Except that it wasn’t easy. I opened WordPress to rotate the photo and found that I’d uploaded it correctly the first time. For no reason that I could discern, the photograph was right side up in WordPress, but upside down on my website. From a Google search I learned that the most recent version of WordPress evaluates every photograph I upload and rotates anything it determines to be upside down. My task was not to flip an image 180º, but to trick my software into not flipping it for me.

My initial attempt at a solution was to upload the photo upside down and let the autocorrect flip it back to right side up. This, of course, did not work. Once the photo was upside down, the program saw it as right side up and did nothing to change it. 

My second attempt was to add a caption to the bottom of the photo. My thinking here was that if the program recognized the caption as a part of the photograph, it would not take any action that turned written words upside down. This also did not work. The software knows the difference between a photograph and a caption. The caption stayed right side up; the photo did not. 

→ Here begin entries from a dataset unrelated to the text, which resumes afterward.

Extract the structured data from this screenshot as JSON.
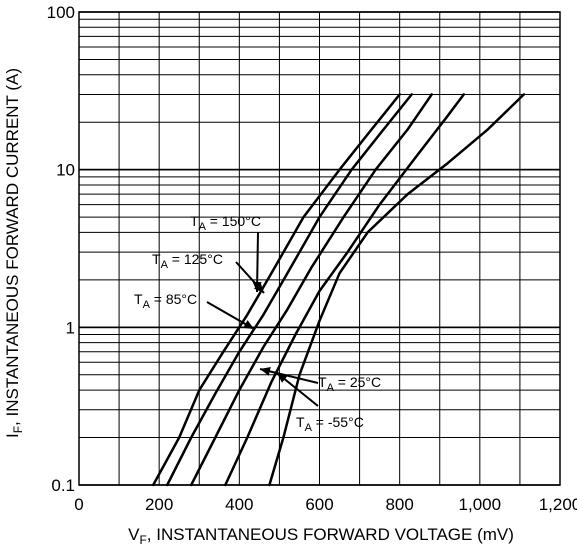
{
  "chart_data": {
    "type": "line",
    "xlabel": {
      "main": "V",
      "sub": "F",
      "rest": ", INSTANTANEOUS FORWARD VOLTAGE (mV)"
    },
    "ylabel": {
      "main": "I",
      "sub": "F",
      "rest": ", INSTANTANEOUS FORWARD CURRENT (A)"
    },
    "x_ticks": [
      "0",
      "200",
      "400",
      "600",
      "800",
      "1,000",
      "1,200"
    ],
    "y_ticks": [
      "0.1",
      "1",
      "10",
      "100"
    ],
    "xlim": [
      0,
      1200
    ],
    "ylim": [
      0.1,
      100
    ],
    "y_scale": "log",
    "grid": true,
    "series": [
      {
        "name": "150°C",
        "label": {
          "T": "T",
          "sub": "A",
          "rest": " = 150°C"
        },
        "x": [
          185,
          250,
          300,
          360,
          420,
          480,
          560,
          650,
          730,
          800
        ],
        "y": [
          0.1,
          0.2,
          0.4,
          0.7,
          1.2,
          2.2,
          5,
          10,
          18,
          30
        ]
      },
      {
        "name": "125°C",
        "label": {
          "T": "T",
          "sub": "A",
          "rest": " = 125°C"
        },
        "x": [
          220,
          280,
          340,
          400,
          460,
          520,
          600,
          680,
          760,
          830
        ],
        "y": [
          0.1,
          0.2,
          0.38,
          0.7,
          1.2,
          2.2,
          5,
          10,
          18,
          30
        ]
      },
      {
        "name": "85°C",
        "label": {
          "T": "T",
          "sub": "A",
          "rest": " = 85°C"
        },
        "x": [
          280,
          340,
          400,
          460,
          520,
          580,
          660,
          740,
          820,
          880
        ],
        "y": [
          0.1,
          0.2,
          0.4,
          0.75,
          1.3,
          2.4,
          5,
          10,
          18,
          30
        ]
      },
      {
        "name": "25°C",
        "label": {
          "T": "T",
          "sub": "A",
          "rest": " = 25°C"
        },
        "x": [
          365,
          420,
          480,
          540,
          600,
          670,
          750,
          840,
          920,
          960
        ],
        "y": [
          0.1,
          0.2,
          0.45,
          0.9,
          1.7,
          3,
          6,
          12,
          22,
          30
        ]
      },
      {
        "name": "-55°C",
        "label": {
          "T": "T",
          "sub": "A",
          "rest": " = -55°C"
        },
        "x": [
          475,
          510,
          550,
          600,
          650,
          720,
          820,
          920,
          1020,
          1110
        ],
        "y": [
          0.1,
          0.2,
          0.5,
          1.1,
          2.2,
          4,
          7,
          11,
          18,
          30
        ]
      }
    ]
  }
}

Finally I went into the software’s “edit photo” feature and changed everything I could find that wouldn’t actually change anything. Something I did, I don’t know what, fooled the software. The photo is now as I want it, but it took a half hour to complete a task I shouldn’t have had to do in the first place.

This small, but annoying inconvenience reminded me of the IT trainings I attended when I was working at the University of Wisconsin-La Crosse. About once a year, the well-intentioned folks in Information Technology held workshops to explain the upcoming updates to all campus-wide software. The presentations almost always started with the words, “The upgrades will be an adjustment at first, but you’ll like the changes once you get used to them.” More often than not I did not like the changes at all. Who, for example, would want a feature that automatically rotates photographs and sometimes gets it wrong? I miss those annual workshops with the IT guys. While I cannot stop change from happening, I liked having someone warn me when it was coming. Now, in retirement, I am out there on my own.